You’re right, it is constrained and it does look like it’s hitting the boundary. That was indeed an elementary question. We don’t yet have easy access to the Hessian for the implicitly differentiated problem, so we haven’t yet been able to use interior point or trust region methods.
Another point might be your stopping criteria. As mentioned above, if you stop because either your step (in x) is in relative or absolute terms very small (first two convergence measures) or the same for the cost (3rd and 4th criterion) – those are – at least for me – not directly convergence criteria, but just stopping ones that do not indicate convergence to a stationary point.
If you do very small steps, you might also just be “in a mean area” of your cost (cf. Rosenbrock problem) or, more likely, still have a bug somewhere.
And sure for a constrained problem you of course have the complementary that at a boundary the gradient and the (weighted by dual variable) gradient of the constraint sum to zero, but the gradient might per se not be zero.
Or as a maybe illustrative example: Imagine your minimiser is slightly outside your feasible region. The (negative) gradient still points to that even if you are at the boundary. but the gradients of the (active) constraints counter that and avoid that you go there.

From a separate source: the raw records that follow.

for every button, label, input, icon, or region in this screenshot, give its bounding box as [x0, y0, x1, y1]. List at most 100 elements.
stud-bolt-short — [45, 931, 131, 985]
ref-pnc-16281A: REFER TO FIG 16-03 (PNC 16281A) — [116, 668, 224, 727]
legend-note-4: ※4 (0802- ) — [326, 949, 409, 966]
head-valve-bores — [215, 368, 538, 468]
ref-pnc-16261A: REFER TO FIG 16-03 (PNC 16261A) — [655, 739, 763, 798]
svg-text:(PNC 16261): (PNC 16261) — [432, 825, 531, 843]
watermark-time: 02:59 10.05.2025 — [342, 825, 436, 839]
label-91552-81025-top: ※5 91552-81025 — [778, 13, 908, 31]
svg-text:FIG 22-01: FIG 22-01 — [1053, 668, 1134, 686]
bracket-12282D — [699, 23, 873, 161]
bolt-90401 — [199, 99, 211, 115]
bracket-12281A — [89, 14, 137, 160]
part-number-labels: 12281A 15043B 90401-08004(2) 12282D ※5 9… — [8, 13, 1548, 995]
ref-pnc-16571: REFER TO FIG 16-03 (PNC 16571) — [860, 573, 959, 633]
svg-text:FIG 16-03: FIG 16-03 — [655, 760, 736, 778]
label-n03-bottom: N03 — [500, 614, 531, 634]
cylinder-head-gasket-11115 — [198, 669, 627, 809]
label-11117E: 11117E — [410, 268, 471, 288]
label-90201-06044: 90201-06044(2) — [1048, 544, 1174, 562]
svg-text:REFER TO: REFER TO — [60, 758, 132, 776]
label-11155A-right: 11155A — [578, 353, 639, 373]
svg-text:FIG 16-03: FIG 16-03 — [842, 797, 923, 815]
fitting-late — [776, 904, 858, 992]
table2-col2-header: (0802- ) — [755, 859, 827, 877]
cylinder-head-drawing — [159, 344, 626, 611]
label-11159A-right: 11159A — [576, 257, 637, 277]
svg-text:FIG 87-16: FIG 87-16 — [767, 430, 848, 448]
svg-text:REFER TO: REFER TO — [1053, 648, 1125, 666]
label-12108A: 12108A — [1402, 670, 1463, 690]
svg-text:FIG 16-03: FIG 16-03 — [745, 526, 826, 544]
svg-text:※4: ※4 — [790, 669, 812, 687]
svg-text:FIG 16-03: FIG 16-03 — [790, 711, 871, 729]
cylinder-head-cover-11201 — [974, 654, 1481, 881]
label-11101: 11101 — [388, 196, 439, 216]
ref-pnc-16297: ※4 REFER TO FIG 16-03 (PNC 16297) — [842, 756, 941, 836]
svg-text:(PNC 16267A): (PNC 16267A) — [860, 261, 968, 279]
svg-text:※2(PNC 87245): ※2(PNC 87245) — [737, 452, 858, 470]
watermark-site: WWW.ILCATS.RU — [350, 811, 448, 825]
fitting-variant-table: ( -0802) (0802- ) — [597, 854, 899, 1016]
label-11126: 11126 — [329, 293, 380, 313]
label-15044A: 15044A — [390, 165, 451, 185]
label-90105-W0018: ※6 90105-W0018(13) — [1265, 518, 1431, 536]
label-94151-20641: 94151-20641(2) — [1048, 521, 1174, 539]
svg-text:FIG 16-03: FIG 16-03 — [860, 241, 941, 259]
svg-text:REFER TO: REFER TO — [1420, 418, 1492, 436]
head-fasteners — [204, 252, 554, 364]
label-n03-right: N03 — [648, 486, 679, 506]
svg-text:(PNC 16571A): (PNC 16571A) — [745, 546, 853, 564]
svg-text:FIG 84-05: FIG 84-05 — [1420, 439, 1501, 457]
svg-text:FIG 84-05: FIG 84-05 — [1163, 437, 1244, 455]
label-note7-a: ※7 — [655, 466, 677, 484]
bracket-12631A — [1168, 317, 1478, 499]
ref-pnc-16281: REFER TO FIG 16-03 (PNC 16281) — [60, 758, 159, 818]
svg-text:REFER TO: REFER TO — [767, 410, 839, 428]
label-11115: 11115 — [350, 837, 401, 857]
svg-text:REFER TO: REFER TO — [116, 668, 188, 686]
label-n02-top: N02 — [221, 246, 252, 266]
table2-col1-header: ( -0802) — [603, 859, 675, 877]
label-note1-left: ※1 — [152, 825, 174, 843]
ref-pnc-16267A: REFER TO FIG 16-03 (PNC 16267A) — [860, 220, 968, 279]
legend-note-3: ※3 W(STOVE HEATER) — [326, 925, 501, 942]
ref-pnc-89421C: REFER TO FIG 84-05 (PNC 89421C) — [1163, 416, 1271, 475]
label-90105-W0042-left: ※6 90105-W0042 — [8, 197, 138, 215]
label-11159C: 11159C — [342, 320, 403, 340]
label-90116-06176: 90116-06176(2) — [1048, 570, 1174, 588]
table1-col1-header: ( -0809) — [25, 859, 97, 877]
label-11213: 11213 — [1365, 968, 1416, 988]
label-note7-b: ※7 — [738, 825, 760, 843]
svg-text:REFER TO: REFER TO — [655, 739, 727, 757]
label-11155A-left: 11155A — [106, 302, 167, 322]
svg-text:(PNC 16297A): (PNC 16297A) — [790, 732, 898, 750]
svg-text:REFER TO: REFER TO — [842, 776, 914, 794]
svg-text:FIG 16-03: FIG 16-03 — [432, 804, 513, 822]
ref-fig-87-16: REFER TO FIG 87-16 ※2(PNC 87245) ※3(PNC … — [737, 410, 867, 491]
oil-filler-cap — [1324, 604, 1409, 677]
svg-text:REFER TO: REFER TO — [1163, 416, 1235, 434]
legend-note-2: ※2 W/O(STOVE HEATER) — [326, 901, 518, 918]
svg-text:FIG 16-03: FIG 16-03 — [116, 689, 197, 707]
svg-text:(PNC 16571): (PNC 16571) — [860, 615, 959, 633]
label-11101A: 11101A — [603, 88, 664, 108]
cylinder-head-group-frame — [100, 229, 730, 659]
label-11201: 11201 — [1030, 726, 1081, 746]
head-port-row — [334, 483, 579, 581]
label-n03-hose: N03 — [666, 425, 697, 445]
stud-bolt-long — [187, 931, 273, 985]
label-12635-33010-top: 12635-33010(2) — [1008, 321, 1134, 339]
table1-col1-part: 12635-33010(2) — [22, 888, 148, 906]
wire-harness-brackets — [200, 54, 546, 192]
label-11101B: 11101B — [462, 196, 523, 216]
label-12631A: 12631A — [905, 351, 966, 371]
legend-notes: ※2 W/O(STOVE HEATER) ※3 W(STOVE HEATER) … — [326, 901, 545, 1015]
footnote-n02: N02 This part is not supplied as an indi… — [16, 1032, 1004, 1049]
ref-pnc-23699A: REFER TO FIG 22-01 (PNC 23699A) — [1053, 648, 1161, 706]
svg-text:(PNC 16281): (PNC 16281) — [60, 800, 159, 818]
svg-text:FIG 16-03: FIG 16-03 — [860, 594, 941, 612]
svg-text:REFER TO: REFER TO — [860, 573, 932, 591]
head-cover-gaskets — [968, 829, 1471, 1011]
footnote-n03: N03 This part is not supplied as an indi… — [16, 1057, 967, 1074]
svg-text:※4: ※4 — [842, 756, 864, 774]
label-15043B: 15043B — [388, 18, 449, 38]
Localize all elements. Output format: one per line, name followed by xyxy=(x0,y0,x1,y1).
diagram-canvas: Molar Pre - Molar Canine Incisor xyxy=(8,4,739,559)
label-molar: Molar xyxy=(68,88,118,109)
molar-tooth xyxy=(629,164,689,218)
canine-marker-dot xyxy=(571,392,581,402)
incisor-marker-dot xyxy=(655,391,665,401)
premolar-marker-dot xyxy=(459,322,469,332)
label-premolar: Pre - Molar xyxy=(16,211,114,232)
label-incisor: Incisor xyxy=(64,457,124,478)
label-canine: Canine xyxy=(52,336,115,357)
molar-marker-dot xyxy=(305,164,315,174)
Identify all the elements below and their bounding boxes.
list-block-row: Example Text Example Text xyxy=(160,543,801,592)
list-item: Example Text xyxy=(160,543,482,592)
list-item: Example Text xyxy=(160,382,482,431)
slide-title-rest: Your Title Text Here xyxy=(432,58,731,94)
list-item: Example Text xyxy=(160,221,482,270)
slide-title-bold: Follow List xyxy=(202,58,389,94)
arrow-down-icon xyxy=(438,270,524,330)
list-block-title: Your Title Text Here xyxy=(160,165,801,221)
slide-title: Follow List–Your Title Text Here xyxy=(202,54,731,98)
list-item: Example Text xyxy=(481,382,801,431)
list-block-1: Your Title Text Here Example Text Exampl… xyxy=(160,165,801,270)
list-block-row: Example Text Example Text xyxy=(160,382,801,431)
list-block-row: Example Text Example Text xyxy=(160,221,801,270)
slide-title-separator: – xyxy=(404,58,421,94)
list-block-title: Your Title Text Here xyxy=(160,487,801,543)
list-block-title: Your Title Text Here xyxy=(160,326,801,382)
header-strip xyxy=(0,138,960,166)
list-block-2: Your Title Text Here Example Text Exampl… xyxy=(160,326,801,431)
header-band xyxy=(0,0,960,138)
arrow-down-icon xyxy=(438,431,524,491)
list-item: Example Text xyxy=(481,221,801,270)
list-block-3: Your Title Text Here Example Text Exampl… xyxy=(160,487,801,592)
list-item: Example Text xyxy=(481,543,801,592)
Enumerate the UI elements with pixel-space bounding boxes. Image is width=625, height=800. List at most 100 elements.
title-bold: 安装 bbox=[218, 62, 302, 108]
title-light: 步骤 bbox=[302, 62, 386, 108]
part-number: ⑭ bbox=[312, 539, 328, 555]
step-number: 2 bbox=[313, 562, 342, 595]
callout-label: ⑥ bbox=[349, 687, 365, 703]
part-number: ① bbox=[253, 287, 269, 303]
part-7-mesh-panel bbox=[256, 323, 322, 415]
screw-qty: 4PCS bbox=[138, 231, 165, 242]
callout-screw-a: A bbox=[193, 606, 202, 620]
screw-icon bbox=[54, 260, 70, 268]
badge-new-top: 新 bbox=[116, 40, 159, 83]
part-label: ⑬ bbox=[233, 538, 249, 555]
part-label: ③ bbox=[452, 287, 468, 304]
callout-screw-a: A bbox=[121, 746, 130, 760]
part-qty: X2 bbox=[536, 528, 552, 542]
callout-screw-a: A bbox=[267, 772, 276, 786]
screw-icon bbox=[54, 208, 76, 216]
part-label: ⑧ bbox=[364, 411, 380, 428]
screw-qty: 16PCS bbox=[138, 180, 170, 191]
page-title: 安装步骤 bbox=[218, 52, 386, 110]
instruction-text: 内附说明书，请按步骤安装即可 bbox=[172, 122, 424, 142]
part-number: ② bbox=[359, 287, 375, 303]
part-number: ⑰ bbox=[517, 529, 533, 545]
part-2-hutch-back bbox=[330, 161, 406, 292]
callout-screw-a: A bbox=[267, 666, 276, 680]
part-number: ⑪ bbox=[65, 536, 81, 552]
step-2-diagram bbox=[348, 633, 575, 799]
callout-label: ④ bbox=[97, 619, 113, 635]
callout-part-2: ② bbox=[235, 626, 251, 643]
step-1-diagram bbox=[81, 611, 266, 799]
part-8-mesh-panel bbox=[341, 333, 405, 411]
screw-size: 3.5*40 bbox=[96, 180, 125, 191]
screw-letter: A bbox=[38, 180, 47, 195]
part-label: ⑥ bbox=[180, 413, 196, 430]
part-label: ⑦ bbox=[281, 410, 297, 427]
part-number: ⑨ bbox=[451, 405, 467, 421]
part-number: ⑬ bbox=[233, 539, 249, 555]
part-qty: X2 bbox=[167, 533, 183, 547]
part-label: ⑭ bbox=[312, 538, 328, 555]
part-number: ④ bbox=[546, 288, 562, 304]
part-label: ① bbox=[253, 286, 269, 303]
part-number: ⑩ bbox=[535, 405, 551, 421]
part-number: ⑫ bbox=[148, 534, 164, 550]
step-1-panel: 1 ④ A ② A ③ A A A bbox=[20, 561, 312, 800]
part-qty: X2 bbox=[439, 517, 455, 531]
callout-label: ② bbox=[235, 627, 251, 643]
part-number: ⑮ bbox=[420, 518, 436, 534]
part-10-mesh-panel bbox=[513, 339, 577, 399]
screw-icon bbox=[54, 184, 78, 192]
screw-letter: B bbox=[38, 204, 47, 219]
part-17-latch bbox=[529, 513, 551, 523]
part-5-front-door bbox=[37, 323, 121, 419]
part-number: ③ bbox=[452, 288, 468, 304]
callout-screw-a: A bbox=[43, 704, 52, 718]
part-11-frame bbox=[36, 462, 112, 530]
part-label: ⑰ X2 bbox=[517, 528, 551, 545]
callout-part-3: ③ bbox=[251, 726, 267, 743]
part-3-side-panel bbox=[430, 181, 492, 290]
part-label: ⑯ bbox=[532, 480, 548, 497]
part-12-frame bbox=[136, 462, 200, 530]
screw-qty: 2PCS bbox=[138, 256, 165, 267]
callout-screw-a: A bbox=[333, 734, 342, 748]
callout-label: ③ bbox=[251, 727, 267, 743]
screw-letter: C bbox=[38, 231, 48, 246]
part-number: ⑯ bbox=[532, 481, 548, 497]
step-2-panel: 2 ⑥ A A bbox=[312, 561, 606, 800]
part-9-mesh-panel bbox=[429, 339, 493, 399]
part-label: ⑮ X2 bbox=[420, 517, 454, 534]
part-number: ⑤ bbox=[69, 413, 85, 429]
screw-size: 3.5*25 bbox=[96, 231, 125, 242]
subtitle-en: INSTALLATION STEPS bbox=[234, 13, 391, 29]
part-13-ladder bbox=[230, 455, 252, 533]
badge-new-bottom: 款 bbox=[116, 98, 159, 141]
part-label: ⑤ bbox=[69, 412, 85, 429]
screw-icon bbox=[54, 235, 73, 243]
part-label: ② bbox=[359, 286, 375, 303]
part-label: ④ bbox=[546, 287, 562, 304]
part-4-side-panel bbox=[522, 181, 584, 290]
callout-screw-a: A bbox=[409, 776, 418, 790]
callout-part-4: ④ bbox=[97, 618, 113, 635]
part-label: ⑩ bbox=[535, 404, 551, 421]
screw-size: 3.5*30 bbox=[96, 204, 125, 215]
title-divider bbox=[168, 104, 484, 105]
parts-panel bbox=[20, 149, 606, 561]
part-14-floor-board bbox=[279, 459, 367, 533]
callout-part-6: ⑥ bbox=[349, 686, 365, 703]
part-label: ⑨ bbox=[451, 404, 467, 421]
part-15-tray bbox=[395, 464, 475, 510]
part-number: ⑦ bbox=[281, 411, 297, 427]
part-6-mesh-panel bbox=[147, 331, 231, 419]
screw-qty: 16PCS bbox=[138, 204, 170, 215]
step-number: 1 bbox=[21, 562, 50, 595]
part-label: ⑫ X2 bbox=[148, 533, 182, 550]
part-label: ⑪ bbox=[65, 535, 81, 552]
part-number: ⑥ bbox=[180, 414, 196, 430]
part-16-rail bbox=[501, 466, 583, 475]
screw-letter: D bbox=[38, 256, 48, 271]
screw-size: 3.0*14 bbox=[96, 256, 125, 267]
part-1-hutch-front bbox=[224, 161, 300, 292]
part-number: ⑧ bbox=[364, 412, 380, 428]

You can also do Trust region with an approximate Hessian like one approximated similar to L-BFGS in quasi newton based on gradients collected.
Thank you @kellertuer for the helpful comments and advice, I appreciate it.
The resolution is that the gradient calculation is indeed incorrect. A finite difference approximation with the corrected target function does not yield the same gradient as the autodiff calculation. Running a small optimization with the finite difference gradient calculation does not have the issues I was seeing before.
@gdalle This may be due to an me incorrectly using ImplicitDifferentiation, I will try to come up with as minimum a working example as possible and open an issue.